Software inventions can be patented, but the claims must be drafted carefully to satisfy the patent-eligibility requirements under the Alice framework. Claims that describe specific technical improvements, concrete implementations, and tangible results are more likely to be found patent-eligible than claims that describe abstract ideas at a high level.
What is the difference between a provisional and non-provisional application?
A provisional application establishes a priority date and patent-pending status for 12 months but does not undergo examination. A non-provisional application is the formal application that is examined by the USPTO and, if allowed, matures into an issued patent. The non-provisional must be filed within 12 months of the provisional to claim its priority date.
How much does a patent cost?
Costs vary based on the complexity of the invention and the extent of prosecution required. USPTO filing fees, search fees, and examination fees typically total $1,500 to $3,500 for small entities. Attorney fees for preparation and prosecution vary based on complexity. The Rubin Firm provides transparent fee estimates before beginning the process.
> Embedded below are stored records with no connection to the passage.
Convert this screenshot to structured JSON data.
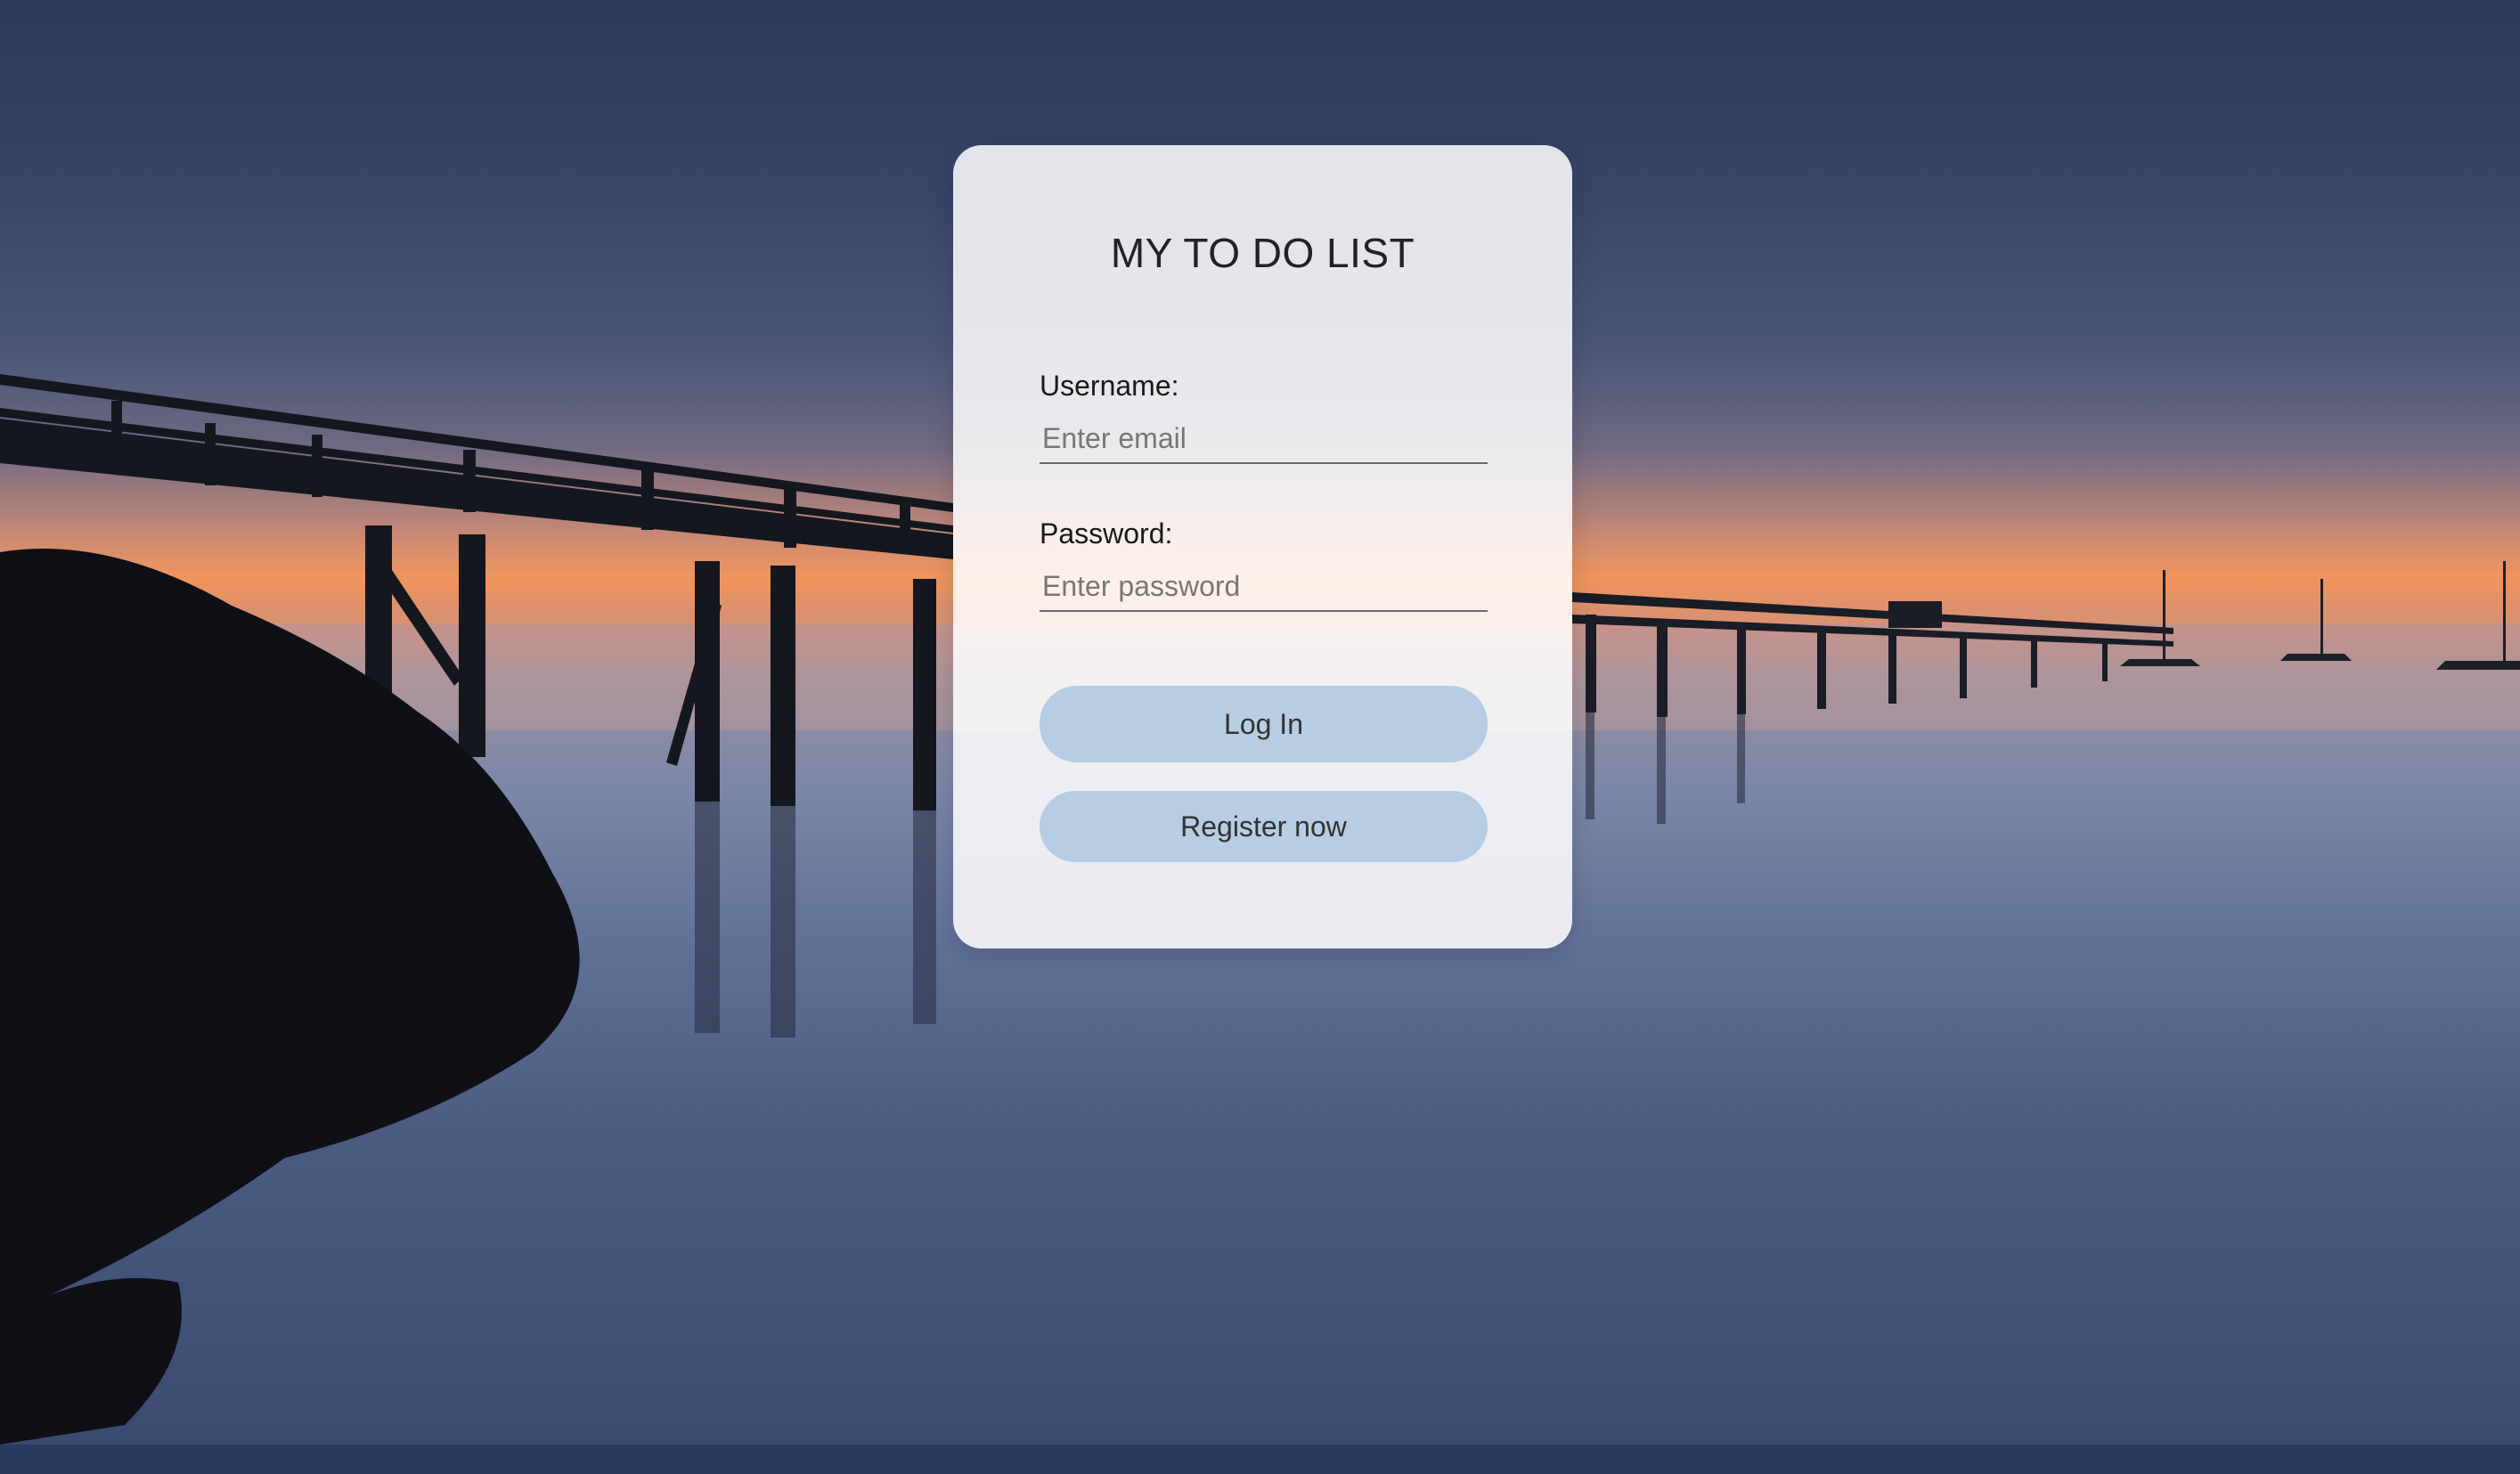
{
  "app": {
    "title": "MY TO DO LIST"
  },
  "login_form": {
    "username": {
      "label": "Username:",
      "placeholder": "Enter email",
      "value": ""
    },
    "password": {
      "label": "Password:",
      "placeholder": "Enter password",
      "value": ""
    },
    "login_button_label": "Log In",
    "register_button_label": "Register now"
  },
  "colors": {
    "card_background": "#f4f4f6",
    "button_background": "#b0c9e1",
    "text": "#222222",
    "footer_bar": "#283a5e"
  }
}
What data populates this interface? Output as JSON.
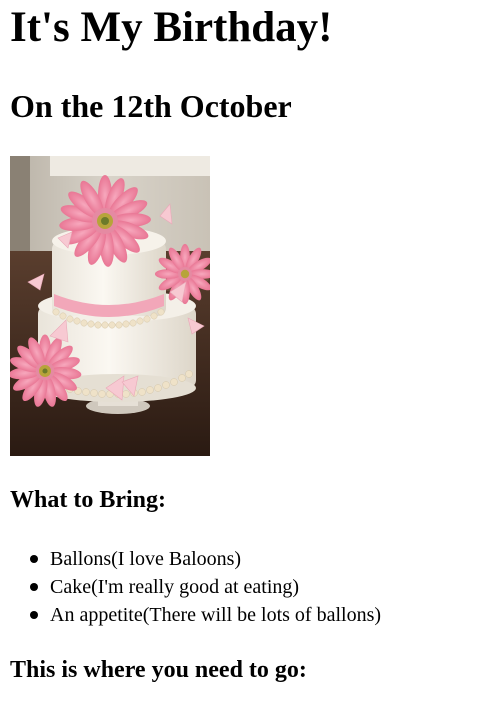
{
  "page": {
    "title": "It's My Birthday!",
    "subtitle": "On the 12th October",
    "photo_icon": "birthday-cake-photo",
    "bring_heading": "What to Bring:",
    "bring_items": [
      "Ballons(I love Baloons)",
      "Cake(I'm really good at eating)",
      "An appetite(There will be lots of ballons)"
    ],
    "directions_heading": "This is where you need to go:"
  },
  "colors": {
    "text": "#000000",
    "background": "#ffffff"
  }
}
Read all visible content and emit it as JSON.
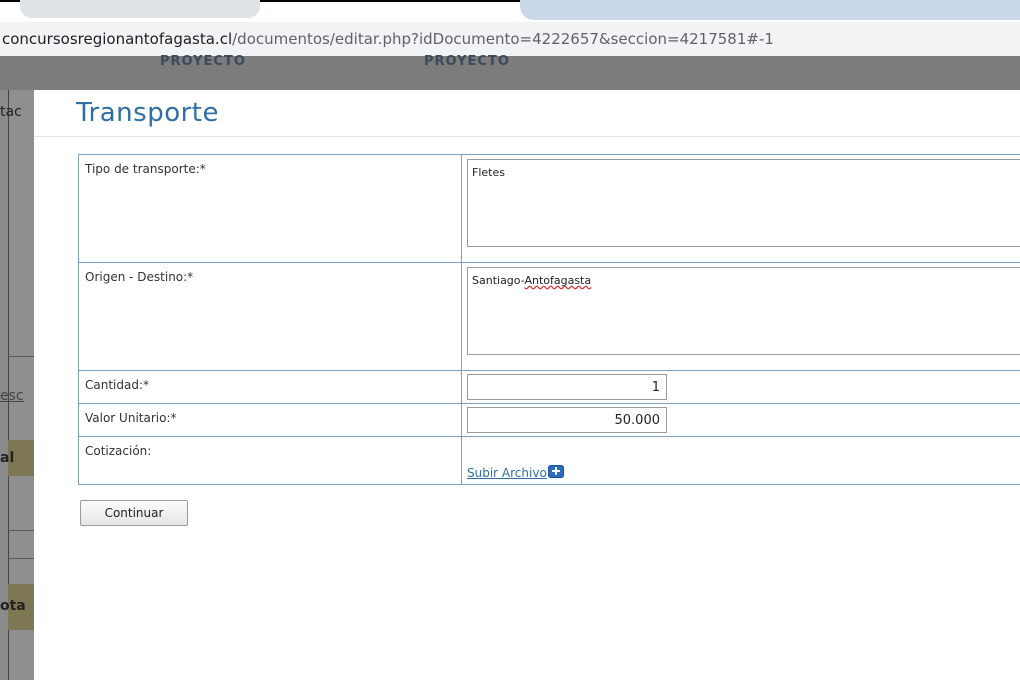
{
  "browser": {
    "url_host": "concursosregionantofagasta.cl",
    "url_path": "/documentos/editar.php?idDocumento=4222657&seccion=4217581#-1"
  },
  "background": {
    "header_left": "PROYECTO",
    "header_right": "PROYECTO",
    "fragments": [
      "tac",
      "esc",
      "al",
      "ota"
    ]
  },
  "modal": {
    "title": "Transporte",
    "fields": {
      "tipo_label": "Tipo de transporte:*",
      "tipo_value": "Fletes",
      "origen_label": "Origen - Destino:*",
      "origen_value_prefix": "Santiago-",
      "origen_value_word": "Antofagasta",
      "cantidad_label": "Cantidad:*",
      "cantidad_value": "1",
      "valor_label": "Valor Unitario:*",
      "valor_value": "50.000",
      "cotizacion_label": "Cotización:",
      "upload_link": "Subir Archivo"
    },
    "continue_button": "Continuar"
  },
  "colors": {
    "title": "#2f6fa8",
    "table_border": "#7d9fc0",
    "link": "#2f6fa8",
    "upload_icon": "#2b6cc4"
  }
}
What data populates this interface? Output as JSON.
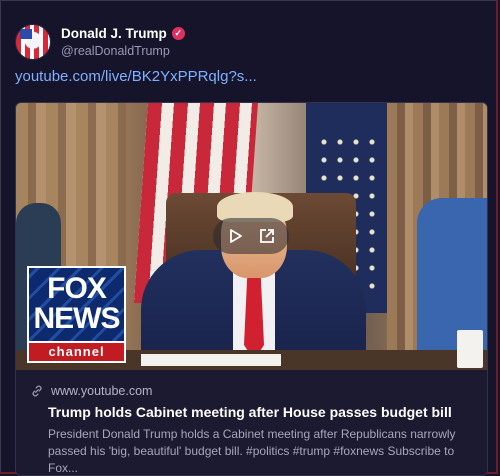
{
  "post": {
    "author_name": "Donald J. Trump",
    "author_handle": "@realDonaldTrump",
    "link_text": "youtube.com/live/BK2YxPPRqlg?s..."
  },
  "card": {
    "domain": "www.youtube.com",
    "title": "Trump holds Cabinet meeting after House passes budget bill",
    "description": "President Donald Trump holds a Cabinet meeting after Republicans narrowly passed his 'big, beautiful' budget bill. #politics #trump #foxnews Subscribe to Fox..."
  },
  "thumbnail": {
    "logo_line1": "FOX",
    "logo_line2": "NEWS",
    "logo_line3": "channel"
  },
  "icons": [
    "avatar",
    "verified-badge-icon",
    "play-icon",
    "external-link-icon",
    "link-icon"
  ],
  "colors": {
    "background": "#16142b",
    "link": "#7fb0ff",
    "verified": "#e0305f"
  }
}
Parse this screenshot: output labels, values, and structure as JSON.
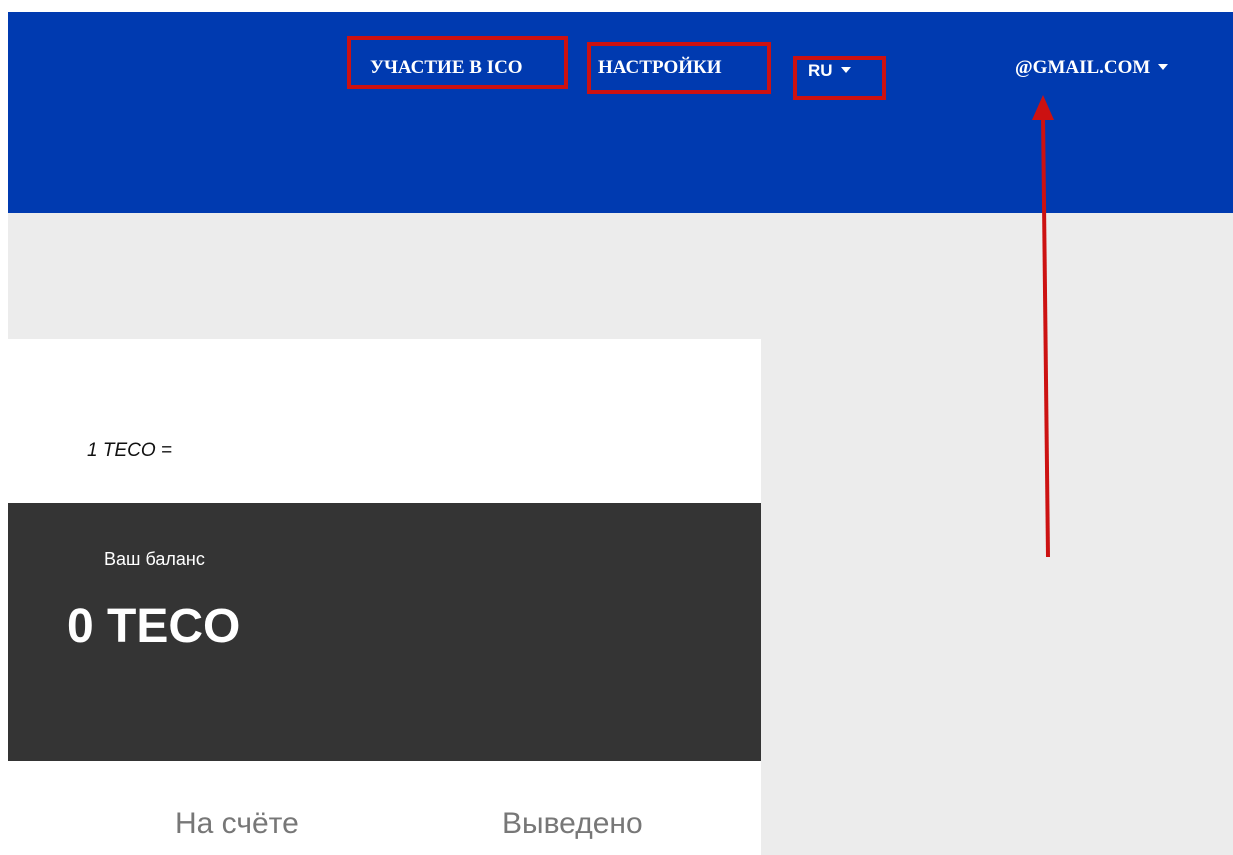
{
  "header": {
    "nav": {
      "ico_label": "УЧАСТИЕ В ICO",
      "settings_label": "НАСТРОЙКИ",
      "language_label": "RU",
      "account_email": "@GMAIL.COM"
    }
  },
  "rate": {
    "text": "1 TECO ="
  },
  "balance": {
    "label": "Ваш баланс",
    "value": "0 TECO"
  },
  "stats": {
    "on_account_label": "На счёте",
    "withdrawn_label": "Выведено"
  },
  "colors": {
    "header_background": "#003ab0",
    "highlight_border": "#cc1111",
    "balance_card_background": "#343434",
    "page_background": "#ececec"
  }
}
How long does it take to get a patent?
The average time from filing a non-provisional utility patent application to receiving a decision from the USPTO is approximately 18 to 24 months, though complex applications or those requiring multiple rounds of prosecution can take longer. Provisional applications can be filed quickly to establish a priority date while the non-provisional application is prepared.
What should I do if someone is infringing my IP?
Contact an attorney promptly. Depending on the type of infringement, we may send a cease-and-desist letter, file a DMCA takedown notice, initiate TTAB or UDRP proceedings, or file a federal lawsuit seeking injunctive relief and damages.
Does The Rubin Firm handle IP matters outside of Stuart?
Yes. Because intellectual property law is primarily federal, our practice is statewide and, for many matters, nationwide. We represent clients throughout Florida and before the USPTO, the U.S. Copyright Office, the TTAB, and federal courts across the country.
How long does IP protection last?
Trademark registrations last indefinitely with proper maintenance and renewal (every 10 years). Utility patents last 20 years from the filing date. Design patents last 15 years from the grant date. Copyrights generally last for the author’s life plus 70 years. Trade secret protection lasts as long as the information remains secret.
Do I need to register my intellectual property?
Registration is strongly recommended for trademarks, patents, and copyrights. Trademark registration provides nationwide protection and legal presumptions. Patent protection requires a granted patent. Copyright registration is required before filing an infringement lawsuit and enables statutory damages and attorney fees.
What types of intellectual property can be protected?
The four primary forms of IP protection are trademarks (brand names, logos, slogans), patents (inventions and designs), copyrights (original creative works), and trade secrets (confidential business information with economic value). Each provides different rights and requires different procedures for protection.